MontanaSkies · 28/12/2018 18:01

I do get where you're coming from OP. I hate waste and accumulating more "stuff" when it's not needed.

But... I can also understand their need to treat you, and to include you in the annual gift giving. Many people - rightly or wrongly - don't feel that the Oxfam goat is a "proper" present.

Is there another sort of compromise you can reach? Could you ask for consumable items you would use? I ask family for things like bars of soap or olive oil /vinegar etc. Happy to let them choose it. It's stuff I'll use, and I'm always genuinely happy to get it. And they get the pleasure of going to a posh deli or department store and choosing the things and wrapping them. Everyone's happy. Would that be a possibility?

DistanceCall · 28/12/2018 18:05

droppoint.org/beauty-banks

DistanceCall · 28/12/2018 18:09

Sorry, that was just one branch, I think. This is the FB page:

www.facebook.com/thebeautybanks/

MikeUniformMike · 28/12/2018 18:10

I'm with you OP. I would speak to your DH and ask him to have a word with his DF.

nicenewdusters · 28/12/2018 18:25

I know it's not "just one thing" but all these things can be regifted, or donated to a huge number of causes and organisations. Unless you're given a dog lead but don't have a dog, how many people have so much stuff that they literally can't think of any use for a present they've been given that's not 100% suitable?

My dd got some socks she knows she won't wear, so gave them to me. My ds had some sweets he doesn't eat, a duplicate of a book and a book he's not interested in. All brand new so they'll be regifted.

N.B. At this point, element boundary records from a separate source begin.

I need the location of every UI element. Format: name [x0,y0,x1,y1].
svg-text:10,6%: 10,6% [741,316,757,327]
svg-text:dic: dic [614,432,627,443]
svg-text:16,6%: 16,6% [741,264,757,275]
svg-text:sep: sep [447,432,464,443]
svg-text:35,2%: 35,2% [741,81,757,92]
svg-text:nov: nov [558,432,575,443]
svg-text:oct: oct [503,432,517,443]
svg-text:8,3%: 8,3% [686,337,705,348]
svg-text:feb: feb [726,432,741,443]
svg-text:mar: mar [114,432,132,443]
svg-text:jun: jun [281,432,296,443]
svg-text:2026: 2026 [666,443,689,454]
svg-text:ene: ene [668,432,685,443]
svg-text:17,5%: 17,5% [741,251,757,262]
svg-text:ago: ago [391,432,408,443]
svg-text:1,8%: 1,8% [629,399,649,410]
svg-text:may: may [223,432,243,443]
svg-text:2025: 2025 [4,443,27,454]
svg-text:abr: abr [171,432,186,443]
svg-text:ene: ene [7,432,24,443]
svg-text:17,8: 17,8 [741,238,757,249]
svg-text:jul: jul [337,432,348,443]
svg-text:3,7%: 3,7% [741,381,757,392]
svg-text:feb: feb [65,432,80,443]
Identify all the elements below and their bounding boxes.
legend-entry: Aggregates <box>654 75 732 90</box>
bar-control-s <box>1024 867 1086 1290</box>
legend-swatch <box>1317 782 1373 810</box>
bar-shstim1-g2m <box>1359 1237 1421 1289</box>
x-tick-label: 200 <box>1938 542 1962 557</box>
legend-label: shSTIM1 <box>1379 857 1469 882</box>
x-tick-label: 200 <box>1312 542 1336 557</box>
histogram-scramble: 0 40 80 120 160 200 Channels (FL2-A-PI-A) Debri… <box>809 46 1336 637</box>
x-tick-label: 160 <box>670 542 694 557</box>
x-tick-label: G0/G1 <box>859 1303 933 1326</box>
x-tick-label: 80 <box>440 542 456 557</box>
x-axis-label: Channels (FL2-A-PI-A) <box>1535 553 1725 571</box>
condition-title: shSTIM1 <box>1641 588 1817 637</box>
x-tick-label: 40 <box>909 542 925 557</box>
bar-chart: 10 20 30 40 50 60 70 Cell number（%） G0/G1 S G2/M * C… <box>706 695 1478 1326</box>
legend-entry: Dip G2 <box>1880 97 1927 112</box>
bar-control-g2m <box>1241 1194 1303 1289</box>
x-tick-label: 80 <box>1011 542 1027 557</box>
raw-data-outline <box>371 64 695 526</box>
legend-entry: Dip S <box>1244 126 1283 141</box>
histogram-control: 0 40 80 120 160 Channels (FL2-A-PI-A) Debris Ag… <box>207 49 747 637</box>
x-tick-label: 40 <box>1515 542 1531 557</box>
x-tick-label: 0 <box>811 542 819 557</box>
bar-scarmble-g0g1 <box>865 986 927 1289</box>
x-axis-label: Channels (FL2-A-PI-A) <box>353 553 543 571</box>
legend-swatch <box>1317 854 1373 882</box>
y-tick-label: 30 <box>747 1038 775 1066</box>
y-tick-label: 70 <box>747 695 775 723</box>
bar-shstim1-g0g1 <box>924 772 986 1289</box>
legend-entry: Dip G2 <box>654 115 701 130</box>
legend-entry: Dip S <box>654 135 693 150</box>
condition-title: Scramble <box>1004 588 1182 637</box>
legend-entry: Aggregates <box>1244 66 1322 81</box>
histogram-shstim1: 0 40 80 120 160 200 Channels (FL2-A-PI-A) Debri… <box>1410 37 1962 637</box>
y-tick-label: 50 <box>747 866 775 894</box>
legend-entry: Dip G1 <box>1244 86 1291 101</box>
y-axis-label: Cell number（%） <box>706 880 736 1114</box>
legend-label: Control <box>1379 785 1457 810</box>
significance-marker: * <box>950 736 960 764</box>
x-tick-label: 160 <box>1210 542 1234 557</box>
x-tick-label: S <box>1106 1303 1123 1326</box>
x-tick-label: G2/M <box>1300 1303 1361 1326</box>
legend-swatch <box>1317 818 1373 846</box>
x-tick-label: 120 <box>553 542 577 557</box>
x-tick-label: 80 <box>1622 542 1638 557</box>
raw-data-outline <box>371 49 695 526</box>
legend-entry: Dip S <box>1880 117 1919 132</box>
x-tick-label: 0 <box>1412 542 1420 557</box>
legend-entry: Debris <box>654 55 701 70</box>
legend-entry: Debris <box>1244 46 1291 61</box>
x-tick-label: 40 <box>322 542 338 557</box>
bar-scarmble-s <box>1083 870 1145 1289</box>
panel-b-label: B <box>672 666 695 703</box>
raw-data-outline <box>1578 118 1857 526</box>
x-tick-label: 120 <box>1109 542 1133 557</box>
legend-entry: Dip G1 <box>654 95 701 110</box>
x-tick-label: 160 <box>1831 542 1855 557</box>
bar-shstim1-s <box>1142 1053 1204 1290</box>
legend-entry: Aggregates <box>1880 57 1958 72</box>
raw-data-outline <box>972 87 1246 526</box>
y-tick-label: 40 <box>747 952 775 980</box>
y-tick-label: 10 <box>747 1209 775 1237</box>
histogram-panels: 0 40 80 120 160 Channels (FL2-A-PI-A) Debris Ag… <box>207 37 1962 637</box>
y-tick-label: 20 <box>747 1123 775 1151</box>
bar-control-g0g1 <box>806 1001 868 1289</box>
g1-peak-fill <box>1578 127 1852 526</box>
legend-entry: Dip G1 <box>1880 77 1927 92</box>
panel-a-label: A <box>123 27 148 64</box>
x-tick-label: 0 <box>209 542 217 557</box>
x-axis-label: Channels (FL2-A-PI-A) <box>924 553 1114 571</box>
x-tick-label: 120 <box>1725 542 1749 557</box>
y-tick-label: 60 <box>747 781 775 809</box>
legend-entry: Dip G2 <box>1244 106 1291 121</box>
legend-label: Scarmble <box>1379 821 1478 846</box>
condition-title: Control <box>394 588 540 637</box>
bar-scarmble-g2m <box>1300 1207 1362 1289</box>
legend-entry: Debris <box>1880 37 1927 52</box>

SleepingStandingUp · 28/12/2018 18:35

but it IS ok for her to want her no gift policy to trump their desire?? Thats so hypocritical
No because one is avoiding anxiety and one is about a pleasure than is being got anyway. Oil's buy other people presents so get the buy-pleasure from them, and could buy a goat for an African family for OP and get buy-pleasure from tbst. OP would get given-pleasure from the goat. She gets given-anxiety from the wrapped present. It isn't bloody difficult to work out that making someone else UNHAPPY and filled with ANXIETY so you get PLEASURE is wrong, vs making someone else HAPPY and you a bit CONFUSED / PERPLEXED.

Some people have no family to give them presents, YABU and ungrateful nonsense. Other people having no famimy is not Op's problem and won't sole her anxiety over receiving presents. She isn't saying she wants better ones, she's saying she doesn't want any. She shouldn't be grateful for a shot present because someone else is going without. If I buy a non smoker a half packet of cigarettes and a second hand scalf stinking of smoke should they be grateful because someone else got none?

Rocknroller85 · 28/12/2018 18:35

Why don’t you ask for vouchers towards something useful? Or a groupon for a meal or night away? Then you’re not getting a thing as such to open or clutter your house or be wasted or whatever it is that bothers you. I’ve never known anyone to genuinely be unhappy or pissed off at receiving a gift from a loved one so they probably don’t believe you. It is done with good intentions and you should be grateful that your in-laws love you and want to treat you. If you had other problems with them I might sympathise more but seriously this isn’t a real problem.